Order granting the Plaintiff’s Motion for Default Judgement. In a Chapter 7 case, the Plaintiff initiated an adversary proceeding seeking the avoidance of a property transfer pursuant to 548(a)(1)(A) and 548(B) of the Bankruptcy Code. The Plaintiff, a Chapter 7 Trustee, alleged the non-lawyer Debtor fraudulently conveyed the property to the non-debtor Defendant. The non-lawyer Debtor prepared the non-debtor Defendant’s Answer, which was stricken from the record pursuant to Rule 9011(a) because the non-debtor Defendant did not sign the Answer. Subsequently, the Court held the Plaintiff alleged sufficient facts to avoid the Debtor’s transfer of the property to the Defendant pursuant to 548(a)(1)(B) of the Bankruptcy Code.

Honorable James R. Sacca

The Court denied cross-motions for summary judgment on the Plaintiff’s § 523(a)(2)(B) claim concluding that questions of fact still existed as to whether the Plaintiff reasonably relied on the false financial statement and whether the Debtor had the intent to deceive when he provided the false financial statement. The suit was not barred by the Georgia statute of limitations for fraud since the Plaintiff previously obtained a judgment in state court for breach of contract which established the debt and made the only relevant time limit that contained in FRBP 4007. In addition, any staleness of the five month old financial statement was cured when the debtor reaffirmed it by signing a guaranty that stated no material adverse changes had occurred in his financial condition since he previously provided a financial statement to the Plaintiff. Finally, the Court agreed with the majority of other courts and concluded that the Plaintiff did not need to prove a separate element of damages to prevail on his § 523(a)(2)(B) claim. It distinguished this case which dealt with the renewal of an already existing loan from a previous Eleventh Circuit case discussing the proximate causation requirement in § 523(a)(2)(B) claims.  
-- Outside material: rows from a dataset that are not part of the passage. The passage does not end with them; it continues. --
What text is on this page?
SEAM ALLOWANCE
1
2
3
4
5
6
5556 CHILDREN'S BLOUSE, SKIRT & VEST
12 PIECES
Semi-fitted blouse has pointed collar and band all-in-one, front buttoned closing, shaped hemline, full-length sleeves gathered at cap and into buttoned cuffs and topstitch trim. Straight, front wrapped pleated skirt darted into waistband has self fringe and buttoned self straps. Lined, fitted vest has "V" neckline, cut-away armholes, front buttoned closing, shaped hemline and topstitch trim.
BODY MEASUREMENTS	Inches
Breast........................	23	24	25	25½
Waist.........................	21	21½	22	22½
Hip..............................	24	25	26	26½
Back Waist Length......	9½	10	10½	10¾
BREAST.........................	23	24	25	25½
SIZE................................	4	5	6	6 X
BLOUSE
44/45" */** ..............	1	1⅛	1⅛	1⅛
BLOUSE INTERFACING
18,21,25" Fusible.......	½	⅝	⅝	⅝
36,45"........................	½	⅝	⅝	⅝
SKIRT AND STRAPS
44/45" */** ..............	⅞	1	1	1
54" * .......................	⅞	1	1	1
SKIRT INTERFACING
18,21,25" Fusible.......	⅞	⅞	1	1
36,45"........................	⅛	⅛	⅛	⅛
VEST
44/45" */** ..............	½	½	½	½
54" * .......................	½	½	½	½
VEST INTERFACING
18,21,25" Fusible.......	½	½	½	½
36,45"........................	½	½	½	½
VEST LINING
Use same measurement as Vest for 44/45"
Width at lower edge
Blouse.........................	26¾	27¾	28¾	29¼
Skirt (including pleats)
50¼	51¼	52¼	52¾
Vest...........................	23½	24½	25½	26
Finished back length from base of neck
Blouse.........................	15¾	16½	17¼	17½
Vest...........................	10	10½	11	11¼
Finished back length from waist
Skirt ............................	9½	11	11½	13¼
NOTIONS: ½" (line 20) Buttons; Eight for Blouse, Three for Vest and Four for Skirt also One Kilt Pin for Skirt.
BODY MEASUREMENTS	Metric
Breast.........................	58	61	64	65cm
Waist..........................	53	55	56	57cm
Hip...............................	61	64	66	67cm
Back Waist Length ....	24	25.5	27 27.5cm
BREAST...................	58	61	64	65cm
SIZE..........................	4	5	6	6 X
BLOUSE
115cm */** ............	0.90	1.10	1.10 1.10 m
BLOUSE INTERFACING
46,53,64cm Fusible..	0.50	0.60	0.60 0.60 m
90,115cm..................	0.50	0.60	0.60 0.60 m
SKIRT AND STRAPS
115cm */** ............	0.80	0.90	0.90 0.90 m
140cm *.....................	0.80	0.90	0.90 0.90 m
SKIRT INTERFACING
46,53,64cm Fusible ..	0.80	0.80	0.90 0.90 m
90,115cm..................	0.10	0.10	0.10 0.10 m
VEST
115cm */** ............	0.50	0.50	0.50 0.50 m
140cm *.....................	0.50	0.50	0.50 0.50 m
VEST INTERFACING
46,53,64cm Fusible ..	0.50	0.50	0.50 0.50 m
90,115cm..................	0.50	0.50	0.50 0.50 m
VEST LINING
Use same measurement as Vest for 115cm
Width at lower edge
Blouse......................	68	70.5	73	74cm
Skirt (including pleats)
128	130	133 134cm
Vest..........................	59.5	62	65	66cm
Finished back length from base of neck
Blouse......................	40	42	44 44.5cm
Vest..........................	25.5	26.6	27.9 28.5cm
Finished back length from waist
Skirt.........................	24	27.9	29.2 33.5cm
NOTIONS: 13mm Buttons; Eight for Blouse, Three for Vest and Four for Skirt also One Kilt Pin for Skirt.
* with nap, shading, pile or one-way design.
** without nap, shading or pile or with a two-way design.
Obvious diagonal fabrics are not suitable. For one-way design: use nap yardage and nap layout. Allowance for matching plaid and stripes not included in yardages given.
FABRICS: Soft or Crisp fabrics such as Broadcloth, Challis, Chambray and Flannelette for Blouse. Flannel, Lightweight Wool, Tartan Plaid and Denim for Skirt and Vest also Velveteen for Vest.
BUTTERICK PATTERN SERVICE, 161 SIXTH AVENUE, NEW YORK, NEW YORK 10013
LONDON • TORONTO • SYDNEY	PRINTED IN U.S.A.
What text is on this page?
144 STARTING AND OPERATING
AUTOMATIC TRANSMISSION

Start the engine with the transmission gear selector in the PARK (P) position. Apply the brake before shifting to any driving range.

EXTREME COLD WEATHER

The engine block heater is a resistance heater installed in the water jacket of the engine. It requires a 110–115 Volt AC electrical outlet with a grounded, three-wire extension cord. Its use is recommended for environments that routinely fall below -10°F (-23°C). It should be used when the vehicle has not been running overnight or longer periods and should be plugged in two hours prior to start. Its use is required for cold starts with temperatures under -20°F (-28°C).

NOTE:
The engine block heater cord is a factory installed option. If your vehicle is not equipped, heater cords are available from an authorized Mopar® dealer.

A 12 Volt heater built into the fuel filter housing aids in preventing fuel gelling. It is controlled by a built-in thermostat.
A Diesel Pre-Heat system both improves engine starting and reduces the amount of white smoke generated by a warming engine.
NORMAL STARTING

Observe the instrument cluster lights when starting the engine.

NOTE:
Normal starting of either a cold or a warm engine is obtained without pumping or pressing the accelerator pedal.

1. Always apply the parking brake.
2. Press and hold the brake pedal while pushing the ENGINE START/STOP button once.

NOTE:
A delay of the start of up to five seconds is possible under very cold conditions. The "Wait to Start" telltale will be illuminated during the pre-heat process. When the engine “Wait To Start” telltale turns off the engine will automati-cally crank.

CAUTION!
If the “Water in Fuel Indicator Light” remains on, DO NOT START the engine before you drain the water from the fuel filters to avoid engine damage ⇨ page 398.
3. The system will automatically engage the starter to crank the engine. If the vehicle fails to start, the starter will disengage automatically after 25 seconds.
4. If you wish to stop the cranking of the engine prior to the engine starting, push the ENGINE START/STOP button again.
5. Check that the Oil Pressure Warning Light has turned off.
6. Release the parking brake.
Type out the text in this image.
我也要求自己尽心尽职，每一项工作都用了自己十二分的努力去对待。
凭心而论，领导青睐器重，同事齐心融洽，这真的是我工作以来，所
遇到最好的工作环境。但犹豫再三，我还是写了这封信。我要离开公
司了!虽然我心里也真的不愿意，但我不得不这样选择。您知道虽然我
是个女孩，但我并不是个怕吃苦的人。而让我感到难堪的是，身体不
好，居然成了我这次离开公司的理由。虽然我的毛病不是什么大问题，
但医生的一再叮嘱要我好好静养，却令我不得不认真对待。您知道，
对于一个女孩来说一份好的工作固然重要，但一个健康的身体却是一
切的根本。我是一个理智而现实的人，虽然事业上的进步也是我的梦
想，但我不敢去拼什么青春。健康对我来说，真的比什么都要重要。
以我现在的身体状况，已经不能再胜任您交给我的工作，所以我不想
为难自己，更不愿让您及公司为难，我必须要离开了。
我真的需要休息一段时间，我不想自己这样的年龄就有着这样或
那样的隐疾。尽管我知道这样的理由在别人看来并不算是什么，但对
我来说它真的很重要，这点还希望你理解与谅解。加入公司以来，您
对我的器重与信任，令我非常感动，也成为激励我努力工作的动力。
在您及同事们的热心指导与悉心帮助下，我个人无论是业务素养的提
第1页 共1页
Order denying Plaintiff’s motion for summary judgment. Plaintiff initiated an adversary proceeding seeking exception to discharge of the debt owed to Plaintiff based on fraud under § 523(a)(2)(A) of the Bankruptcy Code. Plaintiff filed a motion for summary judgment on the grounds that a state court default judgment entered against Debtor had collateral estoppel effect for the issues underlying fraud and entitled Plaintiff to summary judgment. The Court found that the state court default judgment was not entitled to collateral estoppel effect on the issues underlying fraud because Plaintiff failed to show that a finding of fraud was essential to the state court judgment. The Court also found that Plaintiff failed to show that Debtor had adequate notice of the state court action. The Court concluded that Plaintiff failed to meet its burden for summary judgment.